Fast forward to last April, the worsening situation in our country due to the government’s ineptitude in handling the pandemic, combined with being stuck at home due to the quarantine, made it seem like there was no other choice but to create something new and relevant. We reviewed what material we had and realized that with a few slight adjustments, “Ano Ang Aming Kasalanan?” would perfectly fit the current situation. We recorded the instruments in our homes, sent files as well as ideas online back and forth. 

As mentioned before, documentary-style videos are an integral part of our music, which meant that we knew from the very start that we wanted to produce one with someone we trusted. Filmmaker JL Burgos, brother of desaparecido activist Jonas Burgos, immediately came to mind since he just released a pandemic-related music video for another protest band, the Village Idiots. Fortunately, he was very willing to collaborate with the band. JL’s contribution to the song was definitely more than what we hoped for. 

I want to ask: “legally,” this government is attempting to lawfully redefine what terrorism means. Artistic and rightful expression is under threat, and TAPMM has personally experienced this. What are your thoughts on this in general and the Anti-Terror Bill (ATB) specifically?

The discourse on what terrorism is or who the terrorists are in our country began during the rule of Gloria Macapagal-Arroyo. It was a time when the threat of global terrorism took center stage, right after the 9/11 World Trade Center bombing in the United States. Around the same period in the Philippines, it was the Abu Sayyaf Group (ASG) who were perpetrating acts of terrorism such as bombings and kidnappings. Still, the Arroyo administration did not really consider them as primary threats. When the Bush administration included the Communist Party of the Philippines in its list of terrorist organizations, Arroyo followed suit.

The real target in these so-called wars against terrorism are the communists, and this still rings true.  In a recent briefing, President Duterte categorically said the same thing: that they consider the communists (not groups like Abu Sayyaf) their number one threat. It is both laughable and alarming that amidst the pandemic, President Duterte consistently brings up the issue of communists and the NPA [National People’s Army].

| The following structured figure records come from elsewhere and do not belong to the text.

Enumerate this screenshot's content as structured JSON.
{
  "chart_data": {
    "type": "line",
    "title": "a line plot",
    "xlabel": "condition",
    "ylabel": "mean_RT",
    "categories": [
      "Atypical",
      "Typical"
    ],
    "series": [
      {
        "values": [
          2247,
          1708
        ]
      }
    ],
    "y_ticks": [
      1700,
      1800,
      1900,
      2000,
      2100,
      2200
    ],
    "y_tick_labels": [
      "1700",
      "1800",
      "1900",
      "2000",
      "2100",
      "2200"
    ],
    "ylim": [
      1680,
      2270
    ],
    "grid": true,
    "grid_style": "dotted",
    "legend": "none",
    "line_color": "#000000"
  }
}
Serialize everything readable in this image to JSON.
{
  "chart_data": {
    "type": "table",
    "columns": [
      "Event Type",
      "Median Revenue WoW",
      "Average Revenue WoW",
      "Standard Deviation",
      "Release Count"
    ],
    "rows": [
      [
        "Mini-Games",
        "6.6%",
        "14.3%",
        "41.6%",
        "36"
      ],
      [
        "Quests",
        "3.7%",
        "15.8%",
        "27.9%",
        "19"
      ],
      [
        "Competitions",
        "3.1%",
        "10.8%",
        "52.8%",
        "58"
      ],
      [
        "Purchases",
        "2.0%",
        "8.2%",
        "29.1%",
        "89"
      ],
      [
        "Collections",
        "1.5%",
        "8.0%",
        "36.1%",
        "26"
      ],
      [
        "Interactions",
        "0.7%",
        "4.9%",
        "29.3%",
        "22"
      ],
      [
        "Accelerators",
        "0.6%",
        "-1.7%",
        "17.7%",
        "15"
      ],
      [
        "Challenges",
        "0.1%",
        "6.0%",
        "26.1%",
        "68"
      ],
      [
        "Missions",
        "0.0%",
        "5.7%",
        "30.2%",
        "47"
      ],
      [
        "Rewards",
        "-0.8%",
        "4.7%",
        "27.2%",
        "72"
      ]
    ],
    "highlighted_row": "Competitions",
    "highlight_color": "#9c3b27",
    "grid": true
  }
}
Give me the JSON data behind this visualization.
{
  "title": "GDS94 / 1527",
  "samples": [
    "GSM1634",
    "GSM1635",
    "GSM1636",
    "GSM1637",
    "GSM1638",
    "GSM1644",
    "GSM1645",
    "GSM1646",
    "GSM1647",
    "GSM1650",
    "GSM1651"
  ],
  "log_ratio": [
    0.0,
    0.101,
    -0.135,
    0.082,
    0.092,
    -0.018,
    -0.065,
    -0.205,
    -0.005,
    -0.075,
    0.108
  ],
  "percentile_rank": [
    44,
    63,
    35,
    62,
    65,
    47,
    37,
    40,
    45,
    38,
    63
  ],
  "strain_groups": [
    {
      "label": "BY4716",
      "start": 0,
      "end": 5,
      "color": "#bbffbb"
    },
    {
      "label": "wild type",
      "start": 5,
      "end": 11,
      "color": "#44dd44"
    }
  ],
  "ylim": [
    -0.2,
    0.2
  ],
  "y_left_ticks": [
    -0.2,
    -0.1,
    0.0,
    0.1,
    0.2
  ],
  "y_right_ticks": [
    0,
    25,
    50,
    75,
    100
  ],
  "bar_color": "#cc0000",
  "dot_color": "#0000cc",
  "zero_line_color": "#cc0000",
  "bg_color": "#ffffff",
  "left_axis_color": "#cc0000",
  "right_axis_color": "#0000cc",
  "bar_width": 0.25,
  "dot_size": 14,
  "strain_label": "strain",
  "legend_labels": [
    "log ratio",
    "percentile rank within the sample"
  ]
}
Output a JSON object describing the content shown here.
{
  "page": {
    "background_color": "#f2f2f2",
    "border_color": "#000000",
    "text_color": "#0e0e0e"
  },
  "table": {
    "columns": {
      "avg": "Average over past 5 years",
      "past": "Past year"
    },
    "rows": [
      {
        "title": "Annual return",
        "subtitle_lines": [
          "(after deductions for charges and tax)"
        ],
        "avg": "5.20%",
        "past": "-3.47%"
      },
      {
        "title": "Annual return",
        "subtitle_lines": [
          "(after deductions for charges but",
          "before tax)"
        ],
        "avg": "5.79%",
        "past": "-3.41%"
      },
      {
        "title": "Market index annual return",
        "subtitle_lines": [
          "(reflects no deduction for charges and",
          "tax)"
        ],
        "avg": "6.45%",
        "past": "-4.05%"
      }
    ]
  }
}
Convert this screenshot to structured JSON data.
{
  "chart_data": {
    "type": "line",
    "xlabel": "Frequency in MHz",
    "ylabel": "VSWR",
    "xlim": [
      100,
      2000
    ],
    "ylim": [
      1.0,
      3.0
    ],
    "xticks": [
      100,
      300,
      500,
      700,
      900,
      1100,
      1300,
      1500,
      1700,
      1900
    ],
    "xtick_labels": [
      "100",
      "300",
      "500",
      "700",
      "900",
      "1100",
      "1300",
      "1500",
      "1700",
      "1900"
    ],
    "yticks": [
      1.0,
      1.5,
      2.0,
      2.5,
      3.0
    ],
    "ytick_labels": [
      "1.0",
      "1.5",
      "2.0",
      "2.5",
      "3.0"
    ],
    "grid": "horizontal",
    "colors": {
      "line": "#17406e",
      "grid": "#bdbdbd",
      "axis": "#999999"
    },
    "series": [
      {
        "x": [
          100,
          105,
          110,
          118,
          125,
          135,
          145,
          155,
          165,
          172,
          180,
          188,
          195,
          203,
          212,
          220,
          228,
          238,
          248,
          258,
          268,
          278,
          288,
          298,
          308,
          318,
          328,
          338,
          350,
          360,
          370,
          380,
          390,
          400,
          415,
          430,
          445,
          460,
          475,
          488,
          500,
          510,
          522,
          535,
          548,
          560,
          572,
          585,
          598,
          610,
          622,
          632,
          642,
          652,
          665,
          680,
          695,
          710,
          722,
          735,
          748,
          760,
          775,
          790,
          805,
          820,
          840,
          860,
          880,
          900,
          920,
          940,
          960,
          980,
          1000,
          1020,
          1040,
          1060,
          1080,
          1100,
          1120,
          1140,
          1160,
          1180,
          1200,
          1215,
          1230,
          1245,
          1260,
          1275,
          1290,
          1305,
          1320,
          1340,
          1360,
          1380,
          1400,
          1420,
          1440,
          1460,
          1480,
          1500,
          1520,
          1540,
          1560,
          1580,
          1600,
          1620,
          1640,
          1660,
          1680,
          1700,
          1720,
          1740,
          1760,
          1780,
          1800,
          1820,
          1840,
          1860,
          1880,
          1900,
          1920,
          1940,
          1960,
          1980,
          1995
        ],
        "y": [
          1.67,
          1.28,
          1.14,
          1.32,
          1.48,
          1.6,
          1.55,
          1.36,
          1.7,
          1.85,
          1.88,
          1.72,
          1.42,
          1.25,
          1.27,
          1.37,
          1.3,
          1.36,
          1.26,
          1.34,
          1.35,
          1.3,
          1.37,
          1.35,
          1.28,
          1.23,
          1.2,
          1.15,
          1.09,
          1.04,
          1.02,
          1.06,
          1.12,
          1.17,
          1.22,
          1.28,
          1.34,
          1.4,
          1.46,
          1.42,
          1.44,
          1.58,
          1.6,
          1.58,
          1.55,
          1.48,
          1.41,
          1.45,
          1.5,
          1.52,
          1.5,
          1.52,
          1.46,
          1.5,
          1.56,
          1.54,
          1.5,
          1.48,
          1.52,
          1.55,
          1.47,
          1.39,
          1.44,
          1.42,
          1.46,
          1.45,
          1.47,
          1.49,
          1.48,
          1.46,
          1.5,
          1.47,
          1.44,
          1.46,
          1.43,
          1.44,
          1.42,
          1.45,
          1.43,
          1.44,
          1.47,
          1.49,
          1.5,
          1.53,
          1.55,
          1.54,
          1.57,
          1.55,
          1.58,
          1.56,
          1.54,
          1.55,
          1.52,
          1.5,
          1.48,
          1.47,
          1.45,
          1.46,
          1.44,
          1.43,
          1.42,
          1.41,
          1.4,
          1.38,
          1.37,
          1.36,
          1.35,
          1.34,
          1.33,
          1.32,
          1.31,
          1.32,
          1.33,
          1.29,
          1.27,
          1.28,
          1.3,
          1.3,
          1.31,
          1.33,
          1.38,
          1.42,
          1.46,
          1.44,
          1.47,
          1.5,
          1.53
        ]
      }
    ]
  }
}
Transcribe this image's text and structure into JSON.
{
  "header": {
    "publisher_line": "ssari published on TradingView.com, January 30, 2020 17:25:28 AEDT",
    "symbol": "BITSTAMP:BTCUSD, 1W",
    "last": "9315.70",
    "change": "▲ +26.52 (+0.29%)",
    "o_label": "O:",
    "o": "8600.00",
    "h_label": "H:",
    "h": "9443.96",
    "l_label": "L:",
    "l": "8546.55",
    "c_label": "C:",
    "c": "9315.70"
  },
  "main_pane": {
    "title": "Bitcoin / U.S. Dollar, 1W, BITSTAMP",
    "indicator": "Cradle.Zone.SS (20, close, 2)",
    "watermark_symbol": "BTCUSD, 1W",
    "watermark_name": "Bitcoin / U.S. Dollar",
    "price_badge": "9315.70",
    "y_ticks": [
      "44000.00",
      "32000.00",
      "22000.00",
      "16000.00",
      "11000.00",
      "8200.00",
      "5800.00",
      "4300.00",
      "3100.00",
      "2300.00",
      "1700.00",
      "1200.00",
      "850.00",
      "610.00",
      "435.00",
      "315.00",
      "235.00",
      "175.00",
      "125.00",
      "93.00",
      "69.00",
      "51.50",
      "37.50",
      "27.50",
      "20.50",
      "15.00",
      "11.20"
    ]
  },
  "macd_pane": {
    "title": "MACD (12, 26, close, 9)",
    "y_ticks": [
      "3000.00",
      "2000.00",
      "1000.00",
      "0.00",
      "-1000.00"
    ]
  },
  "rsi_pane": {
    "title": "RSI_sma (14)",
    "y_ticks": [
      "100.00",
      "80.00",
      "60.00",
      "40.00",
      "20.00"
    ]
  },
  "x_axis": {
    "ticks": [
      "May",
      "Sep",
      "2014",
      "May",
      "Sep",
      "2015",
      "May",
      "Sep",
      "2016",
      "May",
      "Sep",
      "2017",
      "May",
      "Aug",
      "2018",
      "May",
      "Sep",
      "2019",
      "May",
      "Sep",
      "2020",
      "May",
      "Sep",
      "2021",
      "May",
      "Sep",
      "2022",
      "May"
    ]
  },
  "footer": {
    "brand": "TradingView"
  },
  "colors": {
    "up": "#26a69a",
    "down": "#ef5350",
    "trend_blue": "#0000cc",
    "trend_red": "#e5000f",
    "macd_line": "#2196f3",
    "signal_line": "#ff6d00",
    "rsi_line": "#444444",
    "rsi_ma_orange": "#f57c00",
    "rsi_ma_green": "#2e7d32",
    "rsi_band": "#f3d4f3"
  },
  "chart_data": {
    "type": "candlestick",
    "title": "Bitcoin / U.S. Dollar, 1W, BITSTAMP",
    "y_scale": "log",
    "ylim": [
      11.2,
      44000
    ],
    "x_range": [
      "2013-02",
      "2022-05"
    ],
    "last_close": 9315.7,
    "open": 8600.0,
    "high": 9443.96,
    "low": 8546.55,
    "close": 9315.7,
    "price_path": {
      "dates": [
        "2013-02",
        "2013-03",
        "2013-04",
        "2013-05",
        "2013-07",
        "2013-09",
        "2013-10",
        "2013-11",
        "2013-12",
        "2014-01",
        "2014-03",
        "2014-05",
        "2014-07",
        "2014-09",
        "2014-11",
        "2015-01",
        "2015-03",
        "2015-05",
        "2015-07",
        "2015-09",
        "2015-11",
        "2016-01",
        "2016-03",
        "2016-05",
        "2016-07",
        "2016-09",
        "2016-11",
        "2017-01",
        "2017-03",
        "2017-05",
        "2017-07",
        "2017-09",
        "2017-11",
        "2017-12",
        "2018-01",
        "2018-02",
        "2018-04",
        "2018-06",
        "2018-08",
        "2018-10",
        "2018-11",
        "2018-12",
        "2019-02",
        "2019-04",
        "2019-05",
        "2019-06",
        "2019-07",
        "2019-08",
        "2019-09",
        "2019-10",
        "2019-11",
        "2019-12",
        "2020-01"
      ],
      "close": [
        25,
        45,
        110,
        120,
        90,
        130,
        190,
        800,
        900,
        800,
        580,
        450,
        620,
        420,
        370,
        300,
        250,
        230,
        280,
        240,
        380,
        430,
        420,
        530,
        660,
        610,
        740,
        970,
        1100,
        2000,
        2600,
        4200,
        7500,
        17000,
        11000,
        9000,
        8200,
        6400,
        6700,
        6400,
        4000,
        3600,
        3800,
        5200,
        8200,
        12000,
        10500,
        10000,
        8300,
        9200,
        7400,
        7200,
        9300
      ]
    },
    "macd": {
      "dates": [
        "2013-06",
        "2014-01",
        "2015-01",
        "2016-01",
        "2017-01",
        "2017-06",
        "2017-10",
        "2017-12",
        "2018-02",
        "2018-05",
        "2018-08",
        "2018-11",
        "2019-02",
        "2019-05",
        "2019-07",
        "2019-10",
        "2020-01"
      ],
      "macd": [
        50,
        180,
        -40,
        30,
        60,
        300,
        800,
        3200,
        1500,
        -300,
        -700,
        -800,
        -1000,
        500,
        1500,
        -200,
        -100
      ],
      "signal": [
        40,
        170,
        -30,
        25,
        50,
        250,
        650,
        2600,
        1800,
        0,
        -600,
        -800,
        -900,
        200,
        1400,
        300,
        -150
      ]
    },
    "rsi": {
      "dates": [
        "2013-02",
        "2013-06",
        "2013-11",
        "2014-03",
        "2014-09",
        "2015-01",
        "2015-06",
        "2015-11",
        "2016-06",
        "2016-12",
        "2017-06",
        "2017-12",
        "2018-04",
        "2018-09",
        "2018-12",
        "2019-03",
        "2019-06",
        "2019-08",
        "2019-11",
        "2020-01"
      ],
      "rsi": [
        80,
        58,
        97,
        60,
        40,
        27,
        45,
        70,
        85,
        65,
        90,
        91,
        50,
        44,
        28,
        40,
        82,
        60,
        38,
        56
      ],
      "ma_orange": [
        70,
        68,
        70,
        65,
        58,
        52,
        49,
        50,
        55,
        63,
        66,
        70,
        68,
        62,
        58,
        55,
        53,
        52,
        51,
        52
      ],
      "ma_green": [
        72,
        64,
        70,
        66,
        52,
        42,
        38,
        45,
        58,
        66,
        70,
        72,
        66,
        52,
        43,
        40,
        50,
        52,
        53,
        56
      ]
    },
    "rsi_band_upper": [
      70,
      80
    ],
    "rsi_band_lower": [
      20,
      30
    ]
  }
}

Now, the danger here lies in the government’s red-tagging of almost everyone critical of them. With the ATB, they can now legally persecute anyone they have red-tagged. No matter how much the proponents of the law argue that activists are not the target, you have the National Task Force to End Local Communist Armed Conflict (NTF-ELCAC), the police, the military, and rabid DDS (like Mocha Uson) who all have proven otherwise.

The political persecution of activists and government critics is not something new. Axel himself, along with four other activists, was arrested and detained for more than two years on false charges during Arroyo’s reign. Migs’s father is also currently illegally detained as a political prisoner. 

We cannot let fear hold us back. We have to stop feeding the machine by being fearless, by struggling for our rights and our future.


To date, the arrests and killings of activists by the state remain rampant. Arming the government with this new ATB will only worsen the situation. As Senator Sotto himself said, we wouldn’t need Martial Law once the bill is passed.

What do you think “fear” means during these times?

Fear fuels the machinery of this current administration. It is the state’s primary enforcement tool that allows them to continue to assert its power, legitimacy, and authority over its people. It seeks to perpetuate its rule by weaponizing fear amongst us, thus the ATB, the fear-mongering through red-tagging, fabricating terror through fake news and its troll armies.

We cannot let fear hold us back. We have to stop feeding the machine by being fearless, by struggling for our rights and our future.